MOB Story 4 – It’s not me it’s the equipment:
We were running through some drills 10 minutes before a race start,  a crew member leans lightly on the lifeline. The station breaks and he is in the drink . The helmsman being an expert at sailing maneuvering steered back to the MOB. He was in full weather gear and the water was cold. Fortunately the boat owner keeps a dry set of clothing on the boat for such mishaps – hint tip. The interesting hindsight failure in this was that we were all so dumbfounded  that even as we approached back to the MOB no one had thought to organise a throwline. The skipper obviously should have been calling the blow by blow shots but as with all of us we’re so not used to MOB that we’re out of practice. Fortunately at the last minute we grabbed a spinnaker sheet and threw to him. Lucky however as the boat was still under sail albeit in a stalled condition of sail set but still drifting away.

The greatest points in this story is that lack of practice around MOB retrieval can lead to an unnecessary disaster. It’s not hard and actually fun to practice an MOB drill – and if you don’t have a swim platform make sure you have onboard a winching system or plan to bring the MOB up over the freeboard. The second point is controversial amongst sailors. But there is a growing number of us who advocate turning on the engines immediately to get back to the MOB. This is especially if you are in experienced. The major thing you have to watch out for with engines are lines in the water.

Here embedded is a video of this particular MOB situation.

MOB story 5 – The garage sale:
A friend is out sailing on his boats. His friend is  leaning over the side to scoop up a dropped floating winch handle. He leans out too far and in the drink he goes. He has a known heart condition and the water is very cold. It takes the crew 3 attempts to sail back to the MOB. They toss him a line but it’s not connected to the boat. They toss every lifejacket and thing that floats overboard. Several drunk crew members jump in to save him with out floatation devices themselves. The skipper now has got a regular garage sale going on in the water.

He was not experienced, thus if he was desperate to get the winch handle he should have dowsed the sails and motored in a controlled maner back to it. Beyond that, he should have definitely turned engines on to retrieve the MOB. He also needed to establish command of the crew and calmed them to ensure they follow his orders and plan.

 In Summary

Review and practice your man overboard  techniques at least every few months. Practice commanding the situation and practice the maneuvers.

Embedded into our Day Skipper Sailing Course are the techniques in detail of how to do the maneuvers and command the situation.


What about COB – Captain overboard?

Posted by Director of Education on June 9, 2009 under Bareboat Charter, Crew, Skipper, Storm Tactics | 2 Comments to Read

Last week we made a pretty good point about using the engine as your first method of pick up when you have a man overboard while under sail. And it was quite well received by followers – thanks. Many sailing schools teach the figure 8 recovery method whilst under sail and this is correct we believe so long as it is used as the second method for recovery.

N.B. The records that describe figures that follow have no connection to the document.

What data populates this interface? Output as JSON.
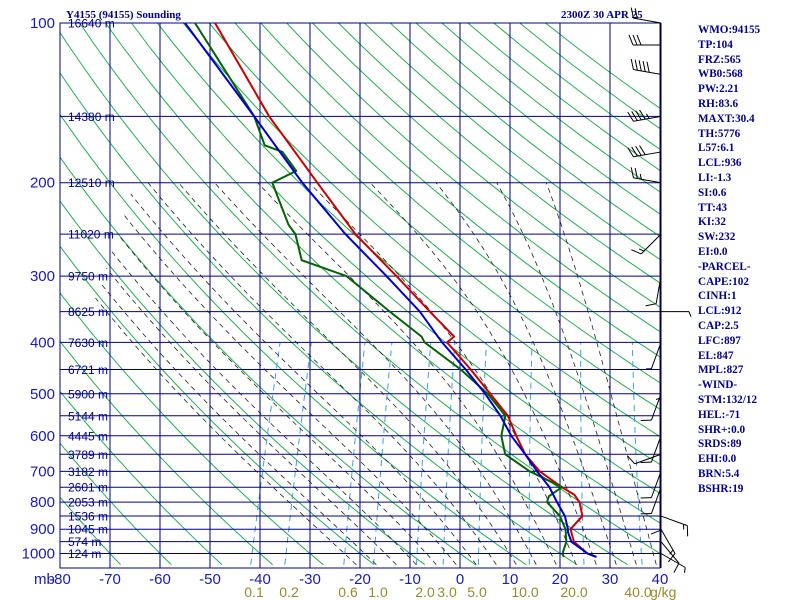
{
  "header": {
    "title_left": "Y4155 (94155) Sounding",
    "title_right": "2300Z 30 APR 25"
  },
  "indices": [
    "WMO:94155",
    "TP:104",
    "FRZ:565",
    "WB0:568",
    "PW:2.21",
    "RH:83.6",
    "MAXT:30.4",
    "TH:5776",
    "L57:6.1",
    "LCL:936",
    "LI:-1.3",
    "SI:0.6",
    "TT:43",
    "KI:32",
    "SW:232",
    "EI:0.0",
    "-PARCEL-",
    "CAPE:102",
    "CINH:1",
    "LCL:912",
    "CAP:2.5",
    "LFC:897",
    "EL:847",
    "MPL:827",
    "-WIND-",
    "STM:132/12",
    "HEL:-71",
    "SHR+:0.0",
    "SRDS:89",
    "EHI:0.0",
    "BRN:5.4",
    "BSHR:19"
  ],
  "colors": {
    "grid": "#00008b",
    "dry_adiabat": "#22b14c",
    "moist_adiabat": "#222222",
    "mixing_ratio": "#3aa0e0",
    "temperature": "#cc0000",
    "dewpoint": "#006400",
    "parcel": "#0000cc",
    "wind_barb": "#000000",
    "mixing_label": "#9a8a2a"
  },
  "chart_data": {
    "type": "skew-t",
    "x_unit_label": "mb",
    "mixing_ratio_unit": "g/kg",
    "pressure_ticks": [
      100,
      200,
      300,
      400,
      500,
      600,
      700,
      800,
      900,
      1000
    ],
    "pressure_lines": [
      100,
      150,
      200,
      250,
      300,
      350,
      400,
      450,
      500,
      550,
      600,
      650,
      700,
      750,
      800,
      850,
      900,
      950,
      1000
    ],
    "height_labels": [
      {
        "p": 100,
        "label": "16640 m"
      },
      {
        "p": 150,
        "label": "14380 m"
      },
      {
        "p": 200,
        "label": "12510 m"
      },
      {
        "p": 250,
        "label": "11020 m"
      },
      {
        "p": 300,
        "label": "9750 m"
      },
      {
        "p": 350,
        "label": "8625 m"
      },
      {
        "p": 400,
        "label": "7630 m"
      },
      {
        "p": 450,
        "label": "6721 m"
      },
      {
        "p": 500,
        "label": "5900 m"
      },
      {
        "p": 550,
        "label": "5144 m"
      },
      {
        "p": 600,
        "label": "4445 m"
      },
      {
        "p": 650,
        "label": "3789 m"
      },
      {
        "p": 700,
        "label": "3182 m"
      },
      {
        "p": 750,
        "label": "2601 m"
      },
      {
        "p": 800,
        "label": "2053 m"
      },
      {
        "p": 850,
        "label": "1536 m"
      },
      {
        "p": 900,
        "label": "1045 m"
      },
      {
        "p": 950,
        "label": "574 m"
      },
      {
        "p": 1000,
        "label": "124 m"
      }
    ],
    "temperature_ticks": [
      -80,
      -70,
      -60,
      -50,
      -40,
      -30,
      -20,
      -10,
      0,
      10,
      20,
      30,
      40
    ],
    "temperature_tick_labels": [
      "-80",
      "-70",
      "-60",
      "-50",
      "-40",
      "-30",
      "-20",
      "-10",
      "0",
      "10",
      "20",
      "30",
      "40"
    ],
    "mixing_ratio_labels": [
      "0.1",
      "0.2",
      "0.6",
      "1.0",
      "2.0",
      "3.0",
      "5.0",
      "10.0",
      "20.0",
      "40.0"
    ],
    "mixing_ratio_values": [
      0.1,
      0.2,
      0.6,
      1.0,
      2.0,
      3.0,
      5.0,
      10.0,
      20.0,
      40.0
    ],
    "series": [
      {
        "key": "temperature",
        "p": [
          1015,
          1000,
          950,
          900,
          850,
          800,
          775,
          750,
          700,
          650,
          600,
          550,
          500,
          450,
          400,
          390,
          350,
          300,
          250,
          200,
          150,
          100
        ],
        "t": [
          27.5,
          25.5,
          22,
          20.5,
          22,
          20.5,
          19,
          16,
          10.5,
          6.5,
          3.5,
          0.5,
          -4.5,
          -10,
          -16.5,
          -15.5,
          -22,
          -31,
          -42,
          -53,
          -67,
          -84
        ]
      },
      {
        "key": "dewpoint",
        "p": [
          1015,
          1000,
          950,
          900,
          850,
          800,
          780,
          750,
          700,
          650,
          600,
          550,
          500,
          450,
          400,
          390,
          350,
          300,
          280,
          250,
          240,
          200,
          190,
          175,
          170,
          150,
          100
        ],
        "t": [
          21,
          20.5,
          20.5,
          19.5,
          17.5,
          14,
          14,
          16,
          8.5,
          2.5,
          0.5,
          0,
          -5,
          -12,
          -21,
          -22,
          -30,
          -41,
          -51,
          -54,
          -56,
          -62,
          -58,
          -62,
          -66,
          -70,
          -88
        ]
      },
      {
        "key": "parcel",
        "p": [
          1015,
          1000,
          950,
          912,
          897,
          850,
          800,
          750,
          700,
          650,
          600,
          550,
          500,
          450,
          400,
          350,
          300,
          250,
          200,
          150,
          100
        ],
        "t": [
          27.5,
          25.5,
          21.5,
          20.2,
          19.9,
          18.5,
          16,
          13.5,
          10,
          6.5,
          2.5,
          -1,
          -5.5,
          -11,
          -17.5,
          -24,
          -33,
          -44,
          -56,
          -70,
          -90
        ]
      }
    ],
    "wind_barbs": [
      {
        "p": 1000,
        "dir": 120,
        "spd": 5
      },
      {
        "p": 950,
        "dir": 140,
        "spd": 10
      },
      {
        "p": 900,
        "dir": 150,
        "spd": 15
      },
      {
        "p": 850,
        "dir": 110,
        "spd": 15
      },
      {
        "p": 800,
        "dir": 180,
        "spd": 10
      },
      {
        "p": 750,
        "dir": 200,
        "spd": 10
      },
      {
        "p": 700,
        "dir": 200,
        "spd": 10
      },
      {
        "p": 650,
        "dir": 250,
        "spd": 10
      },
      {
        "p": 600,
        "dir": 200,
        "spd": 10
      },
      {
        "p": 500,
        "dir": 200,
        "spd": 10
      },
      {
        "p": 450,
        "dir": 180,
        "spd": 5
      },
      {
        "p": 400,
        "dir": 200,
        "spd": 5
      },
      {
        "p": 350,
        "dir": 90,
        "spd": 5
      },
      {
        "p": 300,
        "dir": 190,
        "spd": 10
      },
      {
        "p": 250,
        "dir": 225,
        "spd": 15
      },
      {
        "p": 200,
        "dir": 280,
        "spd": 25
      },
      {
        "p": 175,
        "dir": 260,
        "spd": 40
      },
      {
        "p": 150,
        "dir": 260,
        "spd": 45
      },
      {
        "p": 125,
        "dir": 280,
        "spd": 50
      },
      {
        "p": 110,
        "dir": 270,
        "spd": 30
      },
      {
        "p": 100,
        "dir": 280,
        "spd": 20
      }
    ]
  }
}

But it may need to be the first if someone has the engine keys in their pocket. Durh!

The problem is that it’s usually the captain who turns off the engine and puts the keys away secure in his/her pocket. And it’s many times the captain who is the most competent sailor and worse yet if the only competent sailor aboard or not aboard as in the case of COB.

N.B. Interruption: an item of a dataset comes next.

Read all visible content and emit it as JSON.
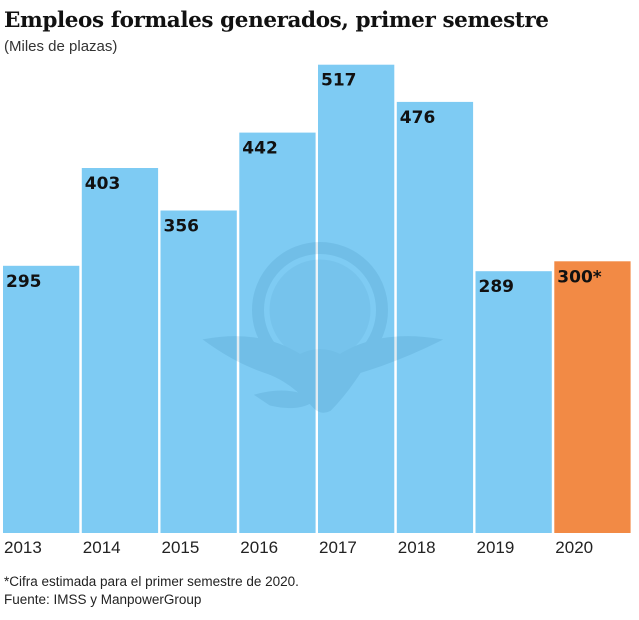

The scenario is now pretty easy to realize. Captain goes overboard with keys in pocket and a non experienced crew left on board to sail the boat to a recovery pick up.

Leave the keys in an accessible place. Have a second set of keys available in the chart table and ensure every one knows the COB (captain overboard) recovery plan.

Sailing schools in particular should take notice here because many times you have novice students who are just learning to sail  loaded on the boat. Make COB part of your initial briefing.

When on a bareboat charter make a keys talk part of your initial briefing to everyone.

Stormy conditions? Remind everyone about MOB and COB during the batten down the hatches phase.